This is Tuscaloosa, Alabama a few hours ago. My wife has friends and family there, and the news isn’t good. The city is devastated, with several buildings simply gone. It only gets worse from there; the damage across the state, and all over the Southeast, is unspeakable. And it touches home in so many ways – our associate pastor’s wife has family in Cordova, Alabama and while her family is safe, she’s heard that her hometown has been obliterated. And the night isn’t over yet.
The storm line is moving rapidly into Atlanta, where I live, and the news reporters are all over the TV trying to emphasize just what’s coming our way. In some ways, it feels like a scene from an apocalyptic movie – people breathlessly watching the skies as an unknown and unstoppable force moves through the night devastating the people in its path.

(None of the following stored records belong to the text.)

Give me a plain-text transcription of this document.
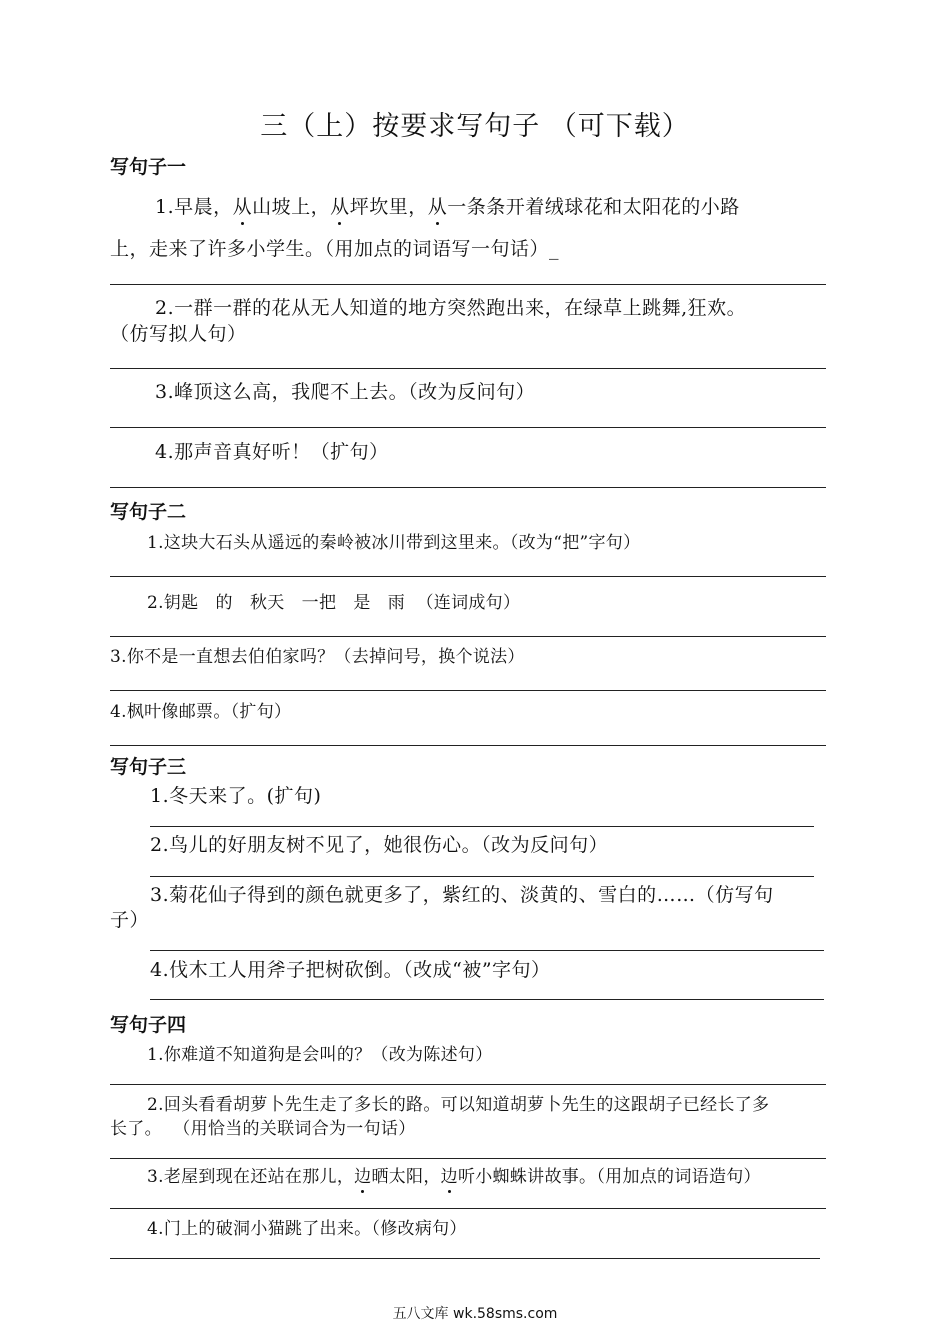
三（上）按要求写句子 （可下载）
写句子一
1.早晨，从山坡上，从坪坎里，从一条条开着绒球花和太阳花的小路
上，走来了许多小学生。（用加点的词语写一句话）_
2.一群一群的花从无人知道的地方突然跑出来，在绿草上跳舞,狂欢。
（仿写拟人句）
3.峰顶这么高，我爬不上去。（改为反问句）
4.那声音真好听！（扩句）
写句子二
1.这块大石头从遥远的秦岭被冰川带到这里来。（改为“把”字句）
2.钥匙   的   秋天   一把   是   雨  （连词成句）
3.你不是一直想去伯伯家吗？（去掉问号，换个说法）
4.枫叶像邮票。（扩句）
写句子三
1.冬天来了。(扩句)
2.鸟儿的好朋友树不见了，她很伤心。（改为反问句）
3.菊花仙子得到的颜色就更多了，紫红的、淡黄的、雪白的……（仿写句
子）
4.伐木工人用斧子把树砍倒。（改成“被”字句）
写句子四
1.你难道不知道狗是会叫的？（改为陈述句）
2.回头看看胡萝卜先生走了多长的路。可以知道胡萝卜先生的这跟胡子已经长了多
长了。  （用恰当的关联词合为一句话）
3.老屋到现在还站在那儿，边晒太阳，边听小蜘蛛讲故事。（用加点的词语造句）
4.门上的破洞小猫跳了出来。（修改病句）
五八文库 wk.58sms.com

I’m not the hysterical type – I tend to think that I’ll just go to bed here in a bit and wake up tomorrow like nothing ever happened. But for thousands of people tonight, the words I spoke to my students just an couple of hours ago seem freakishly prescient:
“Every day is life or death. We tend to think that everything is fine because we live comfortable lives with homes and cars and food. But for countless people all over the world, they don’t know when their next meal will come. Or if they get a next meal, whether or not that meal will kill them. There are places on earth where the next child born has a 99% chance of having HIV or AIDS and most likely won’t live past 16 years old. Life and death. We live with that reality every day. And God knows this. He knows and it’s why He isn’t content for us to come to Him; it’s why He left his glory behind and came to earth to take our sin on himself – and not just the sin of the people who would believe, but even the ones who would spit and cuss and deny God with their last breath. God died for them anyway because He loves them, and wouldn’t have it any other way.”
Life or death. We really do live on that edge. May God grant grace for those who find that edge too thin this evening, and may His people show compassion to those left behind.